Ongevallen waren, en zijn trouwens nog altijd, niet steeds te vermijden, net als koperdiefstallen blijkbaar.  In december 1910 bijvoorbeeld :

Woensdagmorgend hebben twee gendarmen, vergezelt van den heer adjunct-commissaris Gits, op de wijk Kerrebroek bij verschillende personen huiszoeking gedaan, tot het ontdekken van den bronzen draad, ten nadeele van den staatspoorweg over eenige dageen gestolen. Deze opzoekingen zijn zonder goeden uitslag gebleven”.

Op zondag zondag 17 oktober 1909 was er dan wel weer goed nieuws. Op sportgebied ditmaal, want er werd door Sporting-Club Aalst een groots sportfeest gegeven ter gelegenheid van de inhuldiging van het nieuwe terrein gelegen op Kerrebroek (de Puiteput).

Op het programma stonden een ‘groote match’ en verschillende koersen (400 m voor scholieren, 1500 m voor scholieren, 3000 m voor effectieven en gymkhana (zakkenlopen)).

Tijdens de gemeenteraad van mei 1913 werd aangekaart dat de koopwarenstatie (= het goederenstation) te klein aan het worden was. Ook de verkeerssituatie op de Gentse steenweg zou in de toekomst niet meer belemmerd mogen worden.
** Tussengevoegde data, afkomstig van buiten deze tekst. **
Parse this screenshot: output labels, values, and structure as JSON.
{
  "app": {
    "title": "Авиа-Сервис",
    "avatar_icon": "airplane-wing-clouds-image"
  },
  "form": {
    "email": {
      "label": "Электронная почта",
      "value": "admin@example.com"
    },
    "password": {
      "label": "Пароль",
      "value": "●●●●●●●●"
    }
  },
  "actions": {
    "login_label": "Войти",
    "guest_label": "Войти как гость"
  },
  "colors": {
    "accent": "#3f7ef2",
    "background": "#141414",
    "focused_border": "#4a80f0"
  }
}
Immers, door het groter wordend belang van deze goederenstatie waren er meer treinen, en dat leidde natuurlijk tot meer gesloten overgangen en files op en rond de wegen in Aalst.

Dit issue is ook al eens besproken geweest in het artikel over de Leirekensroute, wat HIER te lezen is.

Men was niet akkoord met een vormingsstation in Denderleeuw, want dat zou vele werkkrachten naar daar doen verhuizen, en men stelde dus Kerrebroek voor. Een probleem voor de oppositie was trouwens dat er niet genoeg nijverheidsgrond in Aalst lag om er een station op te richten.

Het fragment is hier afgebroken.